Until then, the only real bad alternative had been videographers. The pitch was easy: “Use phones to livestream your wedding for a tenth the usual cost.”

Now, we couldn’t say that. This competitor was even cheaper than Lovestream. We had to beat them and videographers.

The good news was Lovestream had a huge value prop over them: a full remote team to support you on the day of your wedding. The competitor was just an app that couples had to DIY.

The implications were big.

With the competitor, couples would have to put someone in charge of filming, make sure the cameras were aligned right, deal with guests complaining about connection issues, and edit the final video.

That’s an enormous hassle. Couples are already stressed out during their wedding. They don’t have time to handle logistics like this.

We said so in our ads.

We used language like “A full remote team to livestream your wedding. We handle setup, editing, production, and technical support so you don’t have to.”

The competitor couldn’t say that.

Revenue doubled within a month.

Value props aren’t always features

Imagine you’re running late for a barbecue and you’ve been asked to bring a cooler for drinks. Unfortunately, you lent your cooler to friends and they forgot to give it back, so you run to a department store to buy a new one.
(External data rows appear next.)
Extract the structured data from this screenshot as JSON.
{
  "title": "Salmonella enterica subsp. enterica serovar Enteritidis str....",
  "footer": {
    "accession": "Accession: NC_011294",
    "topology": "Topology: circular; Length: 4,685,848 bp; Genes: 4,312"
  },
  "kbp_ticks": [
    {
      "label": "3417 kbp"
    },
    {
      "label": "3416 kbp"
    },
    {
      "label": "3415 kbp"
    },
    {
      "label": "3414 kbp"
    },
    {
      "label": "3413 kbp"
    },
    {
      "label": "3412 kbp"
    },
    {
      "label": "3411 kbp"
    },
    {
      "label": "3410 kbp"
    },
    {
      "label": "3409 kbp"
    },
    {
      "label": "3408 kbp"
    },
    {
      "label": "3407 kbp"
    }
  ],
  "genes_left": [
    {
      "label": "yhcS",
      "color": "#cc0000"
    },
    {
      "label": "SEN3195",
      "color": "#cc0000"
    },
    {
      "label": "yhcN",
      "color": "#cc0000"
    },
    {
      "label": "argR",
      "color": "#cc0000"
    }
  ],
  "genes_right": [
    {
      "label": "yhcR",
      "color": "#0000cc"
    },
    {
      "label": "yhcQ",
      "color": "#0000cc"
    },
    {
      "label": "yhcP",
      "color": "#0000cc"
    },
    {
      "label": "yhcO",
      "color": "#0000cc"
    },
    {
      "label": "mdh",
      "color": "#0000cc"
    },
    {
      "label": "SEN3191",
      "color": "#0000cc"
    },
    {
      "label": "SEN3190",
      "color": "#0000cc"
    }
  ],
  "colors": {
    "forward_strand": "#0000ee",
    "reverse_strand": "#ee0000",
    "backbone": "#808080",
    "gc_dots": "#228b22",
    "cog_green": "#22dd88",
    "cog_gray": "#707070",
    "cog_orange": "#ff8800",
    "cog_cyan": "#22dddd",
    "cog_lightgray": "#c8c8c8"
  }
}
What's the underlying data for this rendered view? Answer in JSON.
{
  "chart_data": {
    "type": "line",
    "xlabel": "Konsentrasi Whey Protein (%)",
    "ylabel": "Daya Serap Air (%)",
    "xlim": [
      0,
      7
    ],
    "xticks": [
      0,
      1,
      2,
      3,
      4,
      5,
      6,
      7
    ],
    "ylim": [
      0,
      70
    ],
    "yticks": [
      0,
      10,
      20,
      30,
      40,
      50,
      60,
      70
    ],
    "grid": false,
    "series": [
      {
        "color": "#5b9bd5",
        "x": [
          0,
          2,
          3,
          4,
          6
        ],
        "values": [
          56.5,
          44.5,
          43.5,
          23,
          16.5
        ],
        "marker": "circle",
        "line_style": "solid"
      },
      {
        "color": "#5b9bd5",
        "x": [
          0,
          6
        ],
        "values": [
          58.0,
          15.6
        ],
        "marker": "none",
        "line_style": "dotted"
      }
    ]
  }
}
The store is huge, so you walk up to the salesperson at the front.

You: “I’m looking for a cheap cooler to put drinks in.”

Them: “Have you tried the Aqua-Cooler 9000? It hooks into your smartphone and uses AI to suggest drinks that match your barbecue playlist. It’s only $300.”

You: “No thanks, I just need a cooler.”

Them: “Are you sure? It’s the revolutionary next phase in portable refrigeration.”

You: “No. I just need a cheap cooler to put drinks in.”

What’s a cooler’s bad alternative? Warm drinks.

What’s the Aqua-Cooler 9000’s bad alternative? “Not knowing which drinks to buy” or “throwing a boring barbecue.”

But your bad alternative isn’t those. Your alternative is “having warm drinks” and “buying an expensive cooler,” so you don’t need a convoluted new solution. You just need a cheap cooler.

Don’t treat your product like the Aqua-Cooler 9000.

It’s tempting to focus on your product and its features — or get caught up in hot trends — instead of focusing on the bad alternatives real users have.

(We’re looking at you, blockchain and AI-companies.)

When it comes to actually getting users, the technology powering your product isn’t actually important. Novelty only gets you so far.

It’s the bad alternative and problems you solve that make you important to users.